Le plus relaxant pour moi est la mise en couleur. Je travaille par séquences, c’est-à-dire que si j’ai par exemple quatre planches avec une ambiance nuit, je travaille les quatre ensembles. Je réduis en tout petit mes quatre planches, qui sont disposées côte à côte sur mon écran et couvre rapidement de couleurs l’ensemble des pages avec une dominante forte. Cela étant, j’agrandis les planches et découvre que ce côté aléatoire peut créer de chouettes accidents auquel je n’aurais pas obligatoirement pensé. Après, je reprends ma couleur case par case sans perdre de vu l’unité de la page.
Serait-il possible, pour une planche donnée, de visualiser ces différentes étapes ?
Oui, voilà les planches 4 de « Le premier amour » avec les principales étapes : Story-board, crayon, encrage et couleur. L’album sortira le 30 avril 2025.

Peux-tu nous parler de ton travail sur la couverture de l’album ? D’autres versions ont-elles été envisagées ?
Oui, en voici quelques-unes. J’aimais bien certaines versions qui mettaient en avant le côté aventure, mais qui ont été jugées comme trop orientées « Conan le barbare » ! Mais celle qui a été choisie correspond certainement plus à l’esprit de Pagnol et est certainement tout aussi efficace.
En fait, on ne sait si c’est une bonne couverture, qu’une fois l’album imprimé. C’est simple, si l’album se voit et se vend bien, c’est que c’est plutôt réussi, sinon…
En d’autres temps, vous avez signé les dessins du déjanté Archimage Robert du mythique François Marcela Froideval… Avez-vous pratiqué le jeu de rôle ? Si oui, quels étaient vos jeux de prédilection ?
Non, je n’ai jamais joué aux jeux de rôle, je crois que j’aurai un peu trop l’impression de travailler….
une anecdote à propos de ce fameux Archimage?
De l’Archimage Robert ? Un jour Froideval me téléphone à la limite de la panique, il me dit de ne surtout pas mettre la formule magique qui invoque le démon de son scénario, ayant écrit par mégarde la véritable formule !
Pouvez-vous en quelques mots nous parler de vos projets présents et à venir, en particulier sur celui qui se trouve actuellement sur votre table de travail et qui paraîtra chez Glénat ?
Je bosse actuellement sur un album aux éditions Glénat qui s’appellera
Ambiance Robert Doisneau (titre), « Des cœurs trop grands » (sous-titre). J’ai placé neuf photos de Robert Doisneau côte à côte et complété les vides entre chaque photo pour former une histoire originale. C’est l’histoire d’un boucher amoureux, tiraillé entre deux amours.
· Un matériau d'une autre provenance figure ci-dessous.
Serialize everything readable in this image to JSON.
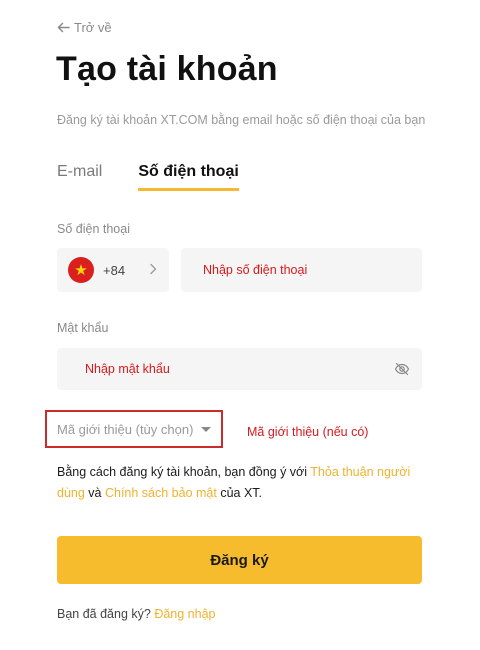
{
  "back": {
    "label": "Trở về"
  },
  "page": {
    "title": "Tạo tài khoản",
    "subtitle": "Đăng ký tài khoản XT.COM bằng email hoặc số điện thoại của bạn"
  },
  "tabs": [
    {
      "label": "E-mail",
      "active": false
    },
    {
      "label": "Số điện thoại",
      "active": true
    }
  ],
  "phone": {
    "label": "Số điện thoại",
    "country_code": "+84",
    "flag_symbol": "★",
    "placeholder": "Nhập số điện thoại"
  },
  "password": {
    "label": "Mật khẩu",
    "placeholder": "Nhập mật khẩu"
  },
  "referral": {
    "label": "Mã giới thiệu (tùy chọn)",
    "annotation": "Mã giới thiệu (nếu có)"
  },
  "terms": {
    "prefix": "Bằng cách đăng ký tài khoản, bạn đồng ý với ",
    "user_agreement": "Thỏa thuận người dùng",
    "and": " và ",
    "privacy_policy": "Chính sách bảo mật",
    "suffix": " của XT."
  },
  "submit": {
    "label": "Đăng ký"
  },
  "login": {
    "prompt": "Bạn đã đăng ký?",
    "link": "Đăng nhập"
  },
  "colors": {
    "accent": "#f7bb2e",
    "link": "#f0b22e",
    "annotation": "#d7191c",
    "flag": "#d9201f"
  }
}
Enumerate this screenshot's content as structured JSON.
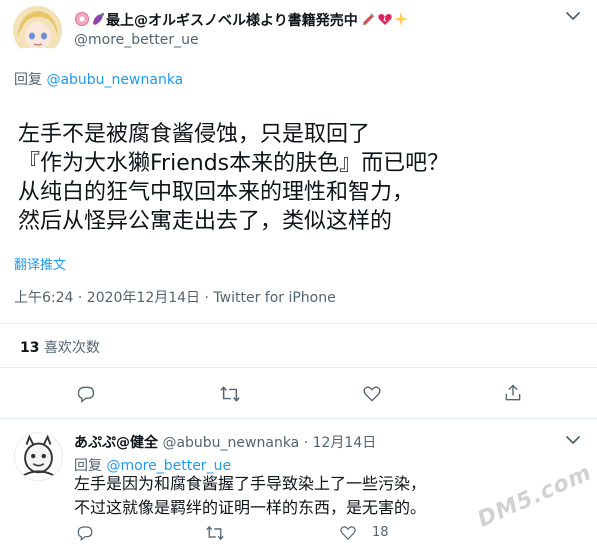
{
  "tweet": {
    "author": {
      "display_name": "最上@オルギスノベル様より書籍発売中",
      "handle": "@more_better_ue"
    },
    "reply_label": "回复",
    "reply_to": "@abubu_newnanka",
    "text_lines": [
      "左手不是被腐食酱侵蚀，只是取回了",
      "『作为大水獭Friends本来的肤色』而已吧？",
      "从纯白的狂气中取回本来的理性和智力，",
      "然后从怪异公寓走出去了，类似这样的"
    ],
    "translate_label": "翻译推文",
    "timestamp": "上午6:24 · 2020年12月14日 · Twitter for iPhone",
    "likes_count": "13",
    "likes_label": "喜欢次数"
  },
  "reply": {
    "author": {
      "display_name": "あぷぷ@健全",
      "handle": "@abubu_newnanka",
      "date": "· 12月14日"
    },
    "reply_label": "回复",
    "reply_to": "@more_better_ue",
    "text_lines": [
      "左手是因为和腐食酱握了手导致染上了一些污染，",
      "不过这就像是羁绊的证明一样的东西，是无害的。"
    ],
    "likes_count": "18"
  },
  "watermark": "DM5.com",
  "colors": {
    "text": "#0f1419",
    "muted": "#536471",
    "link": "#1d9bf0",
    "divider": "#e6ecf0"
  }
}
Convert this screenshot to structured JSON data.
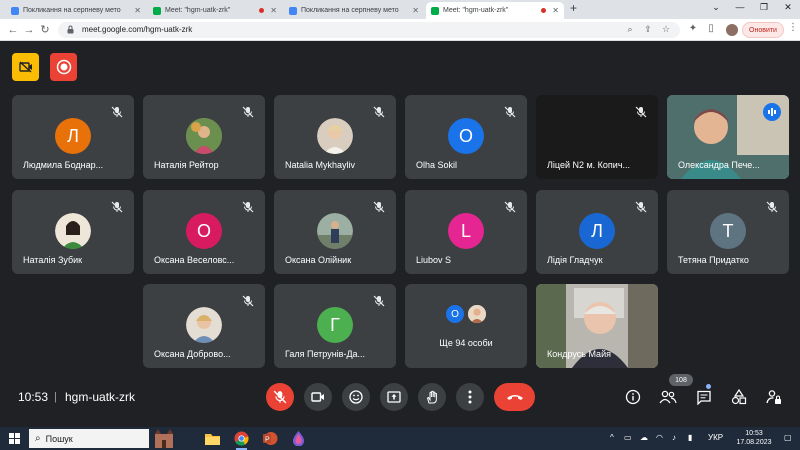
{
  "browser": {
    "tabs": [
      {
        "label": "Покликання на серпневу мето"
      },
      {
        "label": "Meet: \"hgm-uatk-zrk\""
      },
      {
        "label": "Покликання на серпневу мето"
      },
      {
        "label": "Meet: \"hgm-uatk-zrk\""
      }
    ],
    "url": "meet.google.com/hgm-uatk-zrk",
    "update_label": "Оновити"
  },
  "tiles": [
    {
      "name": "Людмила Боднар...",
      "initial": "Л",
      "color": "#e8710a"
    },
    {
      "name": "Наталія Рейтор",
      "initial": "",
      "color": "#8d9e5a"
    },
    {
      "name": "Natalia Mykhayliv",
      "initial": "",
      "color": "#c7a98a"
    },
    {
      "name": "Olha Sokil",
      "initial": "O",
      "color": "#1a73e8"
    },
    {
      "name": "Ліцей N2 м. Копич...",
      "initial": "",
      "color": ""
    },
    {
      "name": "Олександра Пече...",
      "initial": "",
      "color": ""
    },
    {
      "name": "Наталія Зубик",
      "initial": "",
      "color": "#a65a4a"
    },
    {
      "name": "Оксана Веселовс...",
      "initial": "О",
      "color": "#d81b60"
    },
    {
      "name": "Оксана Олійник",
      "initial": "",
      "color": "#7f8c6a"
    },
    {
      "name": "Liubov S",
      "initial": "L",
      "color": "#e52592"
    },
    {
      "name": "Лідія Гладчук",
      "initial": "Л",
      "color": "#1967d2"
    },
    {
      "name": "Тетяна Придатко",
      "initial": "Т",
      "color": "#5f7481"
    },
    {
      "name": "Оксана Доброво...",
      "initial": "",
      "color": "#d4b69a"
    },
    {
      "name": "Галя Петрунів-Да...",
      "initial": "Г",
      "color": "#4caf50"
    },
    {
      "name": "Ще 94 особи",
      "initial": "O",
      "color": "#1a73e8"
    },
    {
      "name": "Кондрусь Майя",
      "initial": "",
      "color": ""
    }
  ],
  "meeting": {
    "time": "10:53",
    "separator": "|",
    "code": "hgm-uatk-zrk",
    "participants_count": "108"
  },
  "taskbar": {
    "search_label": "Пошук",
    "language": "УКР",
    "time": "10:53",
    "date": "17.08.2023"
  },
  "colors": {
    "meet_bg": "#202124",
    "tile_bg": "#3c4043",
    "danger": "#ea4335",
    "accent": "#8ab4f8",
    "yellow_btn": "#fbbc04"
  }
}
Les décors et les personnages s’inspirent de ceux photographiés par Robert Doisneau.
La contrainte imposée par les photos doit donner lieu à un scénario passionnant ! Hâte de m’y plonger !
Tous médias confondus, quels sont vos derniers coups de cœur ?
Pour rester dans le domaine de la BD, j’ai adoré
La veuve de Glen Chapron chez Glénat. L’histoire est très prenante et son dessin en noir et blanc et valeurs de gris, ou tout est esquissé, suggéré, une réussite. Pour moi, c’est déjà un classique !
Pour les séries, j’aime toutes les saisons de
Fargo, mais considère la cinquième et dernière pour l’instant, comme un chef-d’œuvre ! Les personnages sont hypers attachants avec un scénario millimétré !
Y a-t-il une question que je n’ai pas posée et à laquelle vous souhaiteriez néanmoins répondre ?
Oui ! Chez Rue de Sèvres sortira en septembre 2025 un roman graphique intitulé
Banana Story dessiné par Kyung Park et que je scénarise. C’est l’histoire vraie de Samuel Zemurray qui de simple cueilleur de bananes est devenu un des hommes les plus riches au monde, prenant la tête de l’UFC (United Fruit Company). C’est une des premières multinationale symbole de l’impérialisme Américain qui a asservi et transformé les pays d’Amérique centrale en république bananière.
Banana Story, premières planches

Pour finir et afin de mieux vous connaître, un petit portrait chinois à la sauce imaginaire…
Si vous étiez…
un personnage de BD : Un mixte entre le baron rouge (de Kubert) et Popeye le marin
un personnage de roman : Nick Corey dans 1275 âmes de Jim Thompson (Un des meilleurs roman noir).
un animal : Chat noir ou chat blanc.
une chanson : La folle complainte de Trenet
un instrument de musique : Le triangle
un jeu de société : Aucun
une découverte scientifique : Le fil à couper le beurre !
une recette culinaire : Le bœuf à l’oseille
une pâtisserie : Le financier
une ville : Paris/ St Malo
une qualité : Obstiné
un défaut : le même en pire !
un monument : Le Petit Palais et le Grand
une boisson : Vin rouge, vin blanc.
un proverbe : « Mieux vaut tard que jamais ! »
Un dernier mot pour la postérité ?
Juste avant de mourir ? J’ai planqué tout mon argent, ma fortune et mes lingots d’or que j’ai accumulé tout au long de ma vie à force de pondre des planches BD grassement payées par des éditeurs généreux… j’ai planqué tout ça dans… dans… ARGH !!!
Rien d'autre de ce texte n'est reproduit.